Partisan shops have one clear mandate - win.  Policy choices, communication approaches, which groups are courted/which get pissed off and how many human resource hours are spent digging up dirt on opponents instead of solution R&D are all reflections of the need to get more seats than they other Parties.

It's not their fault, though - as we've seen with Peter Shurman, they are simply playing by the existing rules of the game.  If you buy into a Randian worldview, that's how it should be - the clever people find whatever way possible to further their own interests, which is what we're seeing play out across the land.

From the Member up to the Leader to the support staff, it's theoretically possible that Political People could hold themselves to a higher standard and set an example we can all be proud of, but what's the motivation?  There's not a lot of adulation in politics from people other than your supporters; for the most part, if an elected official wants credit for positive work they do, they have to promote those things themselves.  We'd love for our political leaders to aspire to something greater - yet when they do, we demonize them as not being reflective of us.

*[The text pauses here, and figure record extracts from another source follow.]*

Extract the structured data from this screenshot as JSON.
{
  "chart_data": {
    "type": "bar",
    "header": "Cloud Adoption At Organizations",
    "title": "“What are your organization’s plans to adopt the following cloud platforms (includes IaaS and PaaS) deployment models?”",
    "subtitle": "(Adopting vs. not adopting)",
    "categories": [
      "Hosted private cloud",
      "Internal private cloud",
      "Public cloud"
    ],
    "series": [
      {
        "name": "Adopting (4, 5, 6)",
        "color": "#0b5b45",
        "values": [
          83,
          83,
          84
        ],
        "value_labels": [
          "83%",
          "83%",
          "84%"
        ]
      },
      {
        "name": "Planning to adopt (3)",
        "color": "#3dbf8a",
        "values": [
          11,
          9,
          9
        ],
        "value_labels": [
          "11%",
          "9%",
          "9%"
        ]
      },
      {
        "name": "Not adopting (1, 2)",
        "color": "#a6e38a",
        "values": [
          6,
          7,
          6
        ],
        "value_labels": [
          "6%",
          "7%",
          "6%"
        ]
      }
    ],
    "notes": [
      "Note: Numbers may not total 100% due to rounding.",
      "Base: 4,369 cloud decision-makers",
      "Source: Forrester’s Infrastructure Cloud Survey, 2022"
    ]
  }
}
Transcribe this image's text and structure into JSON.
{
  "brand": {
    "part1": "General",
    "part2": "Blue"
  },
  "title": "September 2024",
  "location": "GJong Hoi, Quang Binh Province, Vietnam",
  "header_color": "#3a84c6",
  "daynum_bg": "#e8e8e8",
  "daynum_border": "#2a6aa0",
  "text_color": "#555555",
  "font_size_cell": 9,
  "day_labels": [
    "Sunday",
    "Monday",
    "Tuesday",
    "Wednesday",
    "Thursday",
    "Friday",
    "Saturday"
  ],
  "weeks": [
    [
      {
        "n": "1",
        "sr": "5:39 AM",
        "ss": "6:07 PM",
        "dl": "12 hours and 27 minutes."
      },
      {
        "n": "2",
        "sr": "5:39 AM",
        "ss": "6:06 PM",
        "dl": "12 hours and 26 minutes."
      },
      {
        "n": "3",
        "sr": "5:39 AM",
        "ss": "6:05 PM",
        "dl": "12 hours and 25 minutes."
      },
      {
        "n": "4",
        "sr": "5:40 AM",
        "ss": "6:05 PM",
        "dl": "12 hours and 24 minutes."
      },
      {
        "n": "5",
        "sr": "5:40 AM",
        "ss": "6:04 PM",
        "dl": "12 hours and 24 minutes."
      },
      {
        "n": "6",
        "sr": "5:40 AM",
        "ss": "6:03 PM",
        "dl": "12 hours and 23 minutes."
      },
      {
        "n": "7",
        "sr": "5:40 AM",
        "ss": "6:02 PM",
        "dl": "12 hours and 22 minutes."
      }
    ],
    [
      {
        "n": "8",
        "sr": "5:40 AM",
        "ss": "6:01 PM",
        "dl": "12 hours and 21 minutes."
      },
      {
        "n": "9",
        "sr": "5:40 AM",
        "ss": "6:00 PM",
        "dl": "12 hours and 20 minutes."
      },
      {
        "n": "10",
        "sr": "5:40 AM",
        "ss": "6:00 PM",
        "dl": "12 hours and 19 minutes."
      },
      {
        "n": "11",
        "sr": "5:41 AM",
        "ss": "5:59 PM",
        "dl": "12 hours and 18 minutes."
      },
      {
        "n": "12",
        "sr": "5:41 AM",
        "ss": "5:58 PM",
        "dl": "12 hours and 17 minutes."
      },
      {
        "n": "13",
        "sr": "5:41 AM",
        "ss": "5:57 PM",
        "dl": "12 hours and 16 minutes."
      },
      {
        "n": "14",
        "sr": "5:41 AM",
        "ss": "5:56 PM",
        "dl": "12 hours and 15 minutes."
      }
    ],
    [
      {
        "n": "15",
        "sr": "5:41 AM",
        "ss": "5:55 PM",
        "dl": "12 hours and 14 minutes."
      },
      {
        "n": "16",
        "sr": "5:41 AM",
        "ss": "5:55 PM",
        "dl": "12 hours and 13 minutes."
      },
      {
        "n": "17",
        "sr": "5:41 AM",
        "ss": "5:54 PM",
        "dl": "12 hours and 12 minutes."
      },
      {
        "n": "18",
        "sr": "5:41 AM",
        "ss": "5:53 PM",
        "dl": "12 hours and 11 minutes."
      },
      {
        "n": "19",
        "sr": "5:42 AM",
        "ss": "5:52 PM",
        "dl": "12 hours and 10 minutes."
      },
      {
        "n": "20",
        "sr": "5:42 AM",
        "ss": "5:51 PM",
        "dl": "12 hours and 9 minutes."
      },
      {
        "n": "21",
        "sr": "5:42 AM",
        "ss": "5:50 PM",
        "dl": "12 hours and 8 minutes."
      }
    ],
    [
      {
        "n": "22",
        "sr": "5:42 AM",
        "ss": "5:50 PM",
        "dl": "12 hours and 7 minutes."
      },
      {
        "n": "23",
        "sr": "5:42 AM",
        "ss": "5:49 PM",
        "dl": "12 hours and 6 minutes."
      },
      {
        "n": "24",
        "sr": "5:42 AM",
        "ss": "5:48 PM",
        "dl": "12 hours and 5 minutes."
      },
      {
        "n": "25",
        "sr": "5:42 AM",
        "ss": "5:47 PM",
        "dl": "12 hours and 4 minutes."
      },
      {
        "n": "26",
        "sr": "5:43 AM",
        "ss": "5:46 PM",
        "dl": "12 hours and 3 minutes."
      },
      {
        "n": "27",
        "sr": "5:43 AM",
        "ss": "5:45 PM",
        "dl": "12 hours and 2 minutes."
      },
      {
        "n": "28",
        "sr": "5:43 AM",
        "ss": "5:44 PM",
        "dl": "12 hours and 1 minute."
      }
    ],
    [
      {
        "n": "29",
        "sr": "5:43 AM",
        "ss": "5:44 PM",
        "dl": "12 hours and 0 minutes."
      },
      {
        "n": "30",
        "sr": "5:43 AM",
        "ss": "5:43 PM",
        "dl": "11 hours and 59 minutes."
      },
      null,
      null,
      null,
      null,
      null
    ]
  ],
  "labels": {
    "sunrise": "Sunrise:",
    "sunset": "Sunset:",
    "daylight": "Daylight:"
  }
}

There's a reason so many people are cynical about politics - especially those that are in it.  The transit file provides a great metaphor; as posturing takes over planning, we spent increasing amounts of time and energy getting nowhere.

Of course the point of Parliamentary Democracy isn't to fuel tribal competition at the expense of progress; it's to ensure a healthy debate of ideas, ensuring the best, most considered options are the one that are made policy.  Sometimes, like now, it takes a voice that stands above the fray to remind us - and the politicians and Parties - of this. 

Enter David Onley.

As LG, Onley's position is largely a ceremonial one; cut ribbons, attend functions, hobknob with persons of importance.  Like many of our elected representatives, he could stick to that role and rightfully say he's just doing his job - it's not his fault that the people are losing faith.

Leadership isn't about shirking responsibility - it's about recognizing problems and catalyzing solutions.

Onley has recognized, as many of us have, that the pillars of our democracy - representation by population and respectful debate - are both in decline.  Instead of point fingers of blame and ensuring he fills his cup before the waterhole shrinks, he's trying to do something about it.

It might not work.  As Onley himself said, it's no easy task, encouraging opponents to humanize each other.

But at least he's trying.  The challenge now is for the Parliamentarians to follow his example.  If they fail to do so, they've got no one but themselves to blame.